One guide for Yellen is the setting of rates now based on estimates of something called the “neutral rate,” a policy setting that neither speeds nor slows the economy. The current neutral rate might be around zero after adjusting for inflation, and it could rise to 1 percent in the longer run, Yellen said in her March 3 remarks, referencing Fed estimates which she admits are rough. Right now, the real federal funds rate is negative, so policy is stimulative.

The committee’s strategy is to gradually lift the real federal funds rate to around zero by 2018, and then up to 1 percent by 2019, according to their December forecasts.

Watching negative real rates go even lower at a time when inflation and unemployment are at goal is a powerful motivation for any central banker to get moving, especially at a time when sentiment and GDP forecasts are moving up.

Another unusual fact the FOMC now faces is that financial conditions eased further after their December rate hikes in 2015 and 2016. When policymakers raise the short-term rate, they expect the cost of money to rise across markets, from mortgages to corporate bonds. Granted, we are talking about a very small move in the Fed’s dial. Still, to see markets ignore it means the moves had little bite on overall financing costs, and are adding little friction to an economy that seems to be building momentum.

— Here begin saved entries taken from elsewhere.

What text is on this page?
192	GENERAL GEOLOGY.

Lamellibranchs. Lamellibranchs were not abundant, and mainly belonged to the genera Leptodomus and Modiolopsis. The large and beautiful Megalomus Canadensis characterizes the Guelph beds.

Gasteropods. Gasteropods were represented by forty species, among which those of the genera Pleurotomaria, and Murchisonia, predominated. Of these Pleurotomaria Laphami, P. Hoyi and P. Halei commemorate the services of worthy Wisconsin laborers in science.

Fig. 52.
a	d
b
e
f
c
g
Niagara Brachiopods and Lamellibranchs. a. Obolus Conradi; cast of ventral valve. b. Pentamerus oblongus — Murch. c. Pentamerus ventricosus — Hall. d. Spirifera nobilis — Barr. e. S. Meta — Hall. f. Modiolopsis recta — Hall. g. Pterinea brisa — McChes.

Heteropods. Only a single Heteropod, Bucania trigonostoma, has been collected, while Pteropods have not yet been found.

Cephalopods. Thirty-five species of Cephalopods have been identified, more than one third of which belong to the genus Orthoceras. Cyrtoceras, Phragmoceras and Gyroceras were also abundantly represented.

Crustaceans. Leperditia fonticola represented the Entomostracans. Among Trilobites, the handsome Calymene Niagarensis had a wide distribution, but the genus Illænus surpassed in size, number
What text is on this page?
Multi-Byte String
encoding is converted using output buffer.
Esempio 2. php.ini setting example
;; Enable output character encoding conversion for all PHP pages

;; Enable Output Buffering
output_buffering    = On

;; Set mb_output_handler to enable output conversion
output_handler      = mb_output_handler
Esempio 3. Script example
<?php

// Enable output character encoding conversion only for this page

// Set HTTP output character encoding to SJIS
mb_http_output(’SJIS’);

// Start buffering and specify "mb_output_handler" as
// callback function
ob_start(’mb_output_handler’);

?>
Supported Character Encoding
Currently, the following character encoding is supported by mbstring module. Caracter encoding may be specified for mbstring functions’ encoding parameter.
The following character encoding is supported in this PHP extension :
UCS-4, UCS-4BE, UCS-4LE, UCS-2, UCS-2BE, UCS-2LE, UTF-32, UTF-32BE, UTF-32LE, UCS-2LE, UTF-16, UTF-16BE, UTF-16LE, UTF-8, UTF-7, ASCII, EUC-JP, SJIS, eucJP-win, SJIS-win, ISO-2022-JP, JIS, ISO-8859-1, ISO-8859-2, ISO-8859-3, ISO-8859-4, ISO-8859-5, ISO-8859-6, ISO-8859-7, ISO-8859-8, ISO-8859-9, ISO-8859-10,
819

“We have had a sustained easing of financial conditions and it has been going on for a while,” said Dutta, head of U.S. economics at Renaissance Macro Research in New York. “That is going to grease the wheels of the recovery beyond what they have penciled in.”

Finally, there is the labor market, Yellen’s first reference point for policy since her chairmanship began in 2014. Improvement has been slow, but indicators now suggest there is little slack left.

People stuck in part-time work are now around the lowest levels since mid-2008. It took two years to drop this measure by one million to 5.8 million in January, and that slow progress explains Yellen’s patient policy. In December, however, this pool dipped to the lowest levels since June 2008.

The actual tightness may even be understated. JP Morgan Chase estimated in 2015 that about a half-million people were stuck in part-time work by employers who want to avoid offering health care benefits. The Affordable Care Act defined full-time workers who are required to be given benefits as 30 hours or more.

“We are a lot closer to the Fed’s objectives,” said Roberto Perli, a partner at Cornerstone Macro in Washington. “It is really hard to deny that this is not the time to be raising rates.”